Oral Care Concerns And The Elderly
Our bodies undergo many changes as we age, which requires changes to our lifestyle and routine. The changes often lead to new concerns or worsen existing issues, and some changes are more noticeable than others. These are some of the common oral changes that are experienced by and affect the elderly.
Dry mouth is also referred to as Xerostomia. A mouth that is constantly dry increases the risk of tooth decay. A lack of saliva prevents the washing away or flushing of food debris and leads to bad breath. Bacteria in the mouth builds up rapidly when there is a lack of saliva present in the mouth. Saliva also plays a role in keeping the soft tissues of the mouth healthy. When the mouth is constantly dry, the soft tissues such as the tongue and gums can become wounded and become infected.
A dry mouth may be due to issues with the salivary glands located in the mouth, the type of medications used, or naturally occurring with age in the elderly. If your dry mouth started soon after you starting taking a new medication or after a change of medication or dosage, let your doctor know.
Medications with side-effects that cause dry mouth:
Urinary Incontinence Drugs
If you find that your mouth is naturally dry, start drinking more water throughout the day. Hold the water in your mouth, or swish it around your mouth before swallowing it. Swishing the water around helps to remove left-over food particles and helps to wet the soft tissues.
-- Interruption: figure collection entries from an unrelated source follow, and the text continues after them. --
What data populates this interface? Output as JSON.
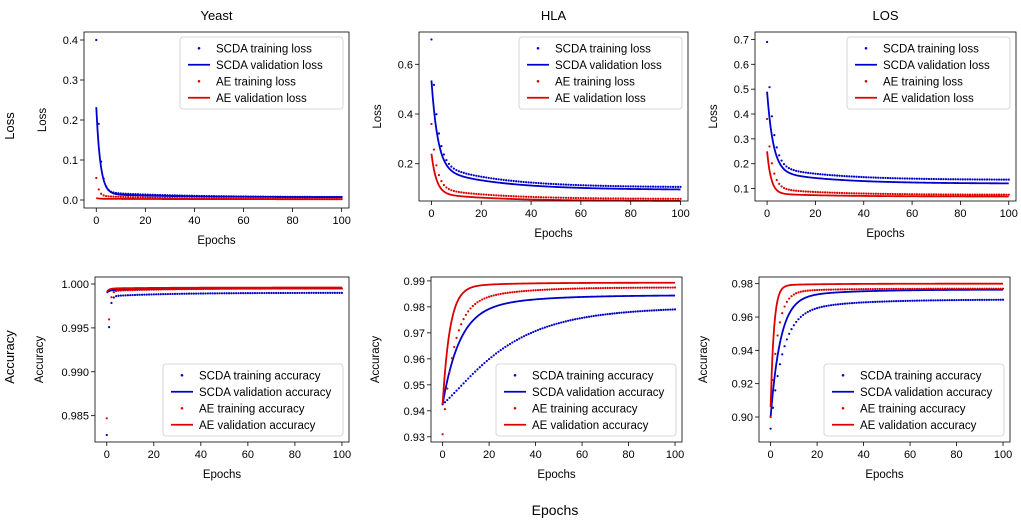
{
  "figure": {
    "row_labels": [
      "Loss",
      "Accuracy"
    ],
    "xlabel": "Epochs",
    "colors": {
      "scda": "#0000cc",
      "ae": "#dd0000"
    }
  },
  "chart_data": [
    {
      "type": "line",
      "panel": "yeast-loss",
      "title": "Yeast",
      "xlabel": "Epochs",
      "ylabel": "Loss",
      "xlim": [
        -5,
        103
      ],
      "ylim": [
        -0.02,
        0.42
      ],
      "xticks": [
        0,
        20,
        40,
        60,
        80,
        100
      ],
      "yticks": [
        0.0,
        0.1,
        0.2,
        0.3,
        0.4
      ],
      "xtick_labels": [
        "0",
        "20",
        "40",
        "60",
        "80",
        "100"
      ],
      "ytick_labels": [
        "0.0",
        "0.1",
        "0.2",
        "0.3",
        "0.4"
      ],
      "legend_position": "upper-right",
      "series": [
        {
          "name": "SCDA training loss",
          "kind": "dots",
          "color": "#0000cc",
          "start": 0.4,
          "mid": 0.02,
          "end": 0.007,
          "rate": 0.8,
          "tau": 30
        },
        {
          "name": "SCDA validation loss",
          "kind": "line",
          "color": "#0000cc",
          "start": 0.232,
          "mid": 0.015,
          "end": 0.007,
          "rate": 0.6,
          "tau": 30
        },
        {
          "name": "AE training loss",
          "kind": "dots",
          "color": "#dd0000",
          "start": 0.055,
          "mid": 0.01,
          "end": 0.002,
          "rate": 1.0,
          "tau": 30
        },
        {
          "name": "AE validation loss",
          "kind": "line",
          "color": "#dd0000",
          "start": 0.005,
          "mid": 0.003,
          "end": 0.002,
          "rate": 1.0,
          "tau": 30
        }
      ]
    },
    {
      "type": "line",
      "panel": "hla-loss",
      "title": "HLA",
      "xlabel": "Epochs",
      "ylabel": "Loss",
      "xlim": [
        -5,
        103
      ],
      "ylim": [
        0.05,
        0.73
      ],
      "xticks": [
        0,
        20,
        40,
        60,
        80,
        100
      ],
      "yticks": [
        0.2,
        0.4,
        0.6
      ],
      "xtick_labels": [
        "0",
        "20",
        "40",
        "60",
        "80",
        "100"
      ],
      "ytick_labels": [
        "0.2",
        "0.4",
        "0.6"
      ],
      "legend_position": "upper-right",
      "series": [
        {
          "name": "SCDA training loss",
          "kind": "dots",
          "color": "#0000cc",
          "start": 0.7,
          "mid": 0.2,
          "end": 0.105,
          "rate": 0.45,
          "tau": 25
        },
        {
          "name": "SCDA validation loss",
          "kind": "line",
          "color": "#0000cc",
          "start": 0.535,
          "mid": 0.18,
          "end": 0.095,
          "rate": 0.4,
          "tau": 25
        },
        {
          "name": "AE training loss",
          "kind": "dots",
          "color": "#dd0000",
          "start": 0.36,
          "mid": 0.1,
          "end": 0.058,
          "rate": 0.5,
          "tau": 25
        },
        {
          "name": "AE validation loss",
          "kind": "line",
          "color": "#dd0000",
          "start": 0.24,
          "mid": 0.08,
          "end": 0.05,
          "rate": 0.5,
          "tau": 25
        }
      ]
    },
    {
      "type": "line",
      "panel": "los-loss",
      "title": "LOS",
      "xlabel": "Epochs",
      "ylabel": "Loss",
      "xlim": [
        -5,
        103
      ],
      "ylim": [
        0.05,
        0.73
      ],
      "xticks": [
        0,
        20,
        40,
        60,
        80,
        100
      ],
      "yticks": [
        0.1,
        0.2,
        0.3,
        0.4,
        0.5,
        0.6,
        0.7
      ],
      "xtick_labels": [
        "0",
        "20",
        "40",
        "60",
        "80",
        "100"
      ],
      "ytick_labels": [
        "0.1",
        "0.2",
        "0.3",
        "0.4",
        "0.5",
        "0.6",
        "0.7"
      ],
      "legend_position": "upper-right",
      "series": [
        {
          "name": "SCDA training loss",
          "kind": "dots",
          "color": "#0000cc",
          "start": 0.69,
          "mid": 0.19,
          "end": 0.135,
          "rate": 0.45,
          "tau": 25
        },
        {
          "name": "SCDA validation loss",
          "kind": "line",
          "color": "#0000cc",
          "start": 0.49,
          "mid": 0.17,
          "end": 0.12,
          "rate": 0.4,
          "tau": 25
        },
        {
          "name": "AE training loss",
          "kind": "dots",
          "color": "#dd0000",
          "start": 0.38,
          "mid": 0.1,
          "end": 0.075,
          "rate": 0.5,
          "tau": 25
        },
        {
          "name": "AE validation loss",
          "kind": "line",
          "color": "#dd0000",
          "start": 0.25,
          "mid": 0.08,
          "end": 0.068,
          "rate": 0.6,
          "tau": 25
        }
      ]
    },
    {
      "type": "line",
      "panel": "yeast-accuracy",
      "title": "",
      "xlabel": "Epochs",
      "ylabel": "Accuracy",
      "xlim": [
        -5,
        103
      ],
      "ylim": [
        0.982,
        1.0008
      ],
      "xticks": [
        0,
        20,
        40,
        60,
        80,
        100
      ],
      "yticks": [
        0.985,
        0.99,
        0.995,
        1.0
      ],
      "xtick_labels": [
        "0",
        "20",
        "40",
        "60",
        "80",
        "100"
      ],
      "ytick_labels": [
        "0.985",
        "0.990",
        "0.995",
        "1.000"
      ],
      "legend_position": "lower-right",
      "series": [
        {
          "name": "SCDA training accuracy",
          "kind": "dots",
          "color": "#0000cc",
          "start": 0.9828,
          "mid": 0.9986,
          "end": 0.999,
          "rate": 1.5,
          "tau": 25
        },
        {
          "name": "SCDA validation accuracy",
          "kind": "line",
          "color": "#0000cc",
          "start": 0.999,
          "mid": 0.9993,
          "end": 0.9995,
          "rate": 1.0,
          "tau": 25
        },
        {
          "name": "AE training accuracy",
          "kind": "dots",
          "color": "#dd0000",
          "start": 0.9847,
          "mid": 0.9992,
          "end": 0.9995,
          "rate": 1.5,
          "tau": 25
        },
        {
          "name": "AE validation accuracy",
          "kind": "line",
          "color": "#dd0000",
          "start": 0.9991,
          "mid": 0.9995,
          "end": 0.9996,
          "rate": 1.0,
          "tau": 25
        }
      ]
    },
    {
      "type": "line",
      "panel": "hla-accuracy",
      "title": "",
      "xlabel": "Epochs",
      "ylabel": "Accuracy",
      "xlim": [
        -5,
        103
      ],
      "ylim": [
        0.928,
        0.9915
      ],
      "xticks": [
        0,
        20,
        40,
        60,
        80,
        100
      ],
      "yticks": [
        0.93,
        0.94,
        0.95,
        0.96,
        0.97,
        0.98,
        0.99
      ],
      "xtick_labels": [
        "0",
        "20",
        "40",
        "60",
        "80",
        "100"
      ],
      "ytick_labels": [
        "0.93",
        "0.94",
        "0.95",
        "0.96",
        "0.97",
        "0.98",
        "0.99"
      ],
      "legend_position": "lower-right",
      "series": [
        {
          "name": "SCDA training accuracy",
          "kind": "dots",
          "color": "#0000cc",
          "start": 0.9425,
          "mid": 0.9555,
          "end": 0.98,
          "rate": 0.06,
          "tau": 30
        },
        {
          "name": "SCDA validation accuracy",
          "kind": "line",
          "color": "#0000cc",
          "start": 0.9425,
          "mid": 0.977,
          "end": 0.9845,
          "rate": 0.15,
          "tau": 25
        },
        {
          "name": "AE training accuracy",
          "kind": "dots",
          "color": "#dd0000",
          "start": 0.931,
          "mid": 0.9795,
          "end": 0.9875,
          "rate": 0.22,
          "tau": 20
        },
        {
          "name": "AE validation accuracy",
          "kind": "line",
          "color": "#dd0000",
          "start": 0.9425,
          "mid": 0.9875,
          "end": 0.9893,
          "rate": 0.32,
          "tau": 20
        }
      ]
    },
    {
      "type": "line",
      "panel": "los-accuracy",
      "title": "",
      "xlabel": "Epochs",
      "ylabel": "Accuracy",
      "xlim": [
        -5,
        103
      ],
      "ylim": [
        0.885,
        0.984
      ],
      "xticks": [
        0,
        20,
        40,
        60,
        80,
        100
      ],
      "yticks": [
        0.9,
        0.92,
        0.94,
        0.96,
        0.98
      ],
      "xtick_labels": [
        "0",
        "20",
        "40",
        "60",
        "80",
        "100"
      ],
      "ytick_labels": [
        "0.90",
        "0.92",
        "0.94",
        "0.96",
        "0.98"
      ],
      "legend_position": "lower-right",
      "series": [
        {
          "name": "SCDA training accuracy",
          "kind": "dots",
          "color": "#0000cc",
          "start": 0.893,
          "mid": 0.962,
          "end": 0.9705,
          "rate": 0.2,
          "tau": 25
        },
        {
          "name": "SCDA validation accuracy",
          "kind": "line",
          "color": "#0000cc",
          "start": 0.9,
          "mid": 0.9712,
          "end": 0.9765,
          "rate": 0.24,
          "tau": 25
        },
        {
          "name": "AE training accuracy",
          "kind": "dots",
          "color": "#dd0000",
          "start": 0.9,
          "mid": 0.975,
          "end": 0.977,
          "rate": 0.35,
          "tau": 20
        },
        {
          "name": "AE validation accuracy",
          "kind": "line",
          "color": "#dd0000",
          "start": 0.906,
          "mid": 0.979,
          "end": 0.98,
          "rate": 0.7,
          "tau": 20
        }
      ]
    }
  ]
}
Over time, the constant actions of grinding, chewing and clenching impacts the condition of the enamel of the teeth. Acid wear that occurs when teeth come into contact with acidic foods damages and results in thinning of the enamel. Worn down or lost enamel cannot be restored naturally. Damaged enamel can only be restored through the use of cosmetic dentistry. The best option is to avoid habits that accelerate enamel wear. Avoid habits such as biting on ice or other hard items that will not be consumed such as pen caps and hard plastic packaging. When participating in sports with physical contact, wear a custom-made sports guard to protect teeth. Clenching or grinding teeth during sleep is another habit that needs to be addressed. A custom-made night guard acts as a protective buffer between the teeth to prevent damage to the enamel. When consuming highly acidic foods or beverages, remember to rinse your mouth thoroughly afterwards to wash away any acidic residue from the teeth.
Declining Gum Health
Gum tissue acts as a barrier to prevent bacteria from entering and residing under the gums, where they can cause an infection. When the gums are neglected, they break down, become weakened and suffer from gingivitis. Regular brushing and flossing are important to prevent gum disease which leads to infections, tooth decay and eventual tooth loss when left untreated. Regular smoking over a long period threatens gum health and lowers the immune system’s effectiveness when fighting infections. If your gums bleed, feel tender or are swollen, let your dentist or dental hygienist know. Treatment is necessary to restore your gum health and prevent further damage when bone loss has occurred in the mouth.
Oral Cancer Risk
Most people who are diagnosed with oral cancers are over the age of fifty-five according to the Cancer Treatment Centers of America. Historically, men are twice as likely to have oral cancer when compared to women. Smoking, use of tobacco products, HPV infections, alcohol abuse, and other factors play a role in developing various kinds of cancer. Regular dental exams, comprehensive dental assessments, and oral cancer screenings are vital to ensure that any potential issues are investigated right away. If you notice any bleeding, lumps, bumps, or cuts that stay for more than two weeks, let your dentist know. Difficulty swallowing is another sign that should be checked by your dentist.
Keeping these areas of concern in mind as move into your elderly years, you can enjoy a great quality of life and still enjoy your favourite foods.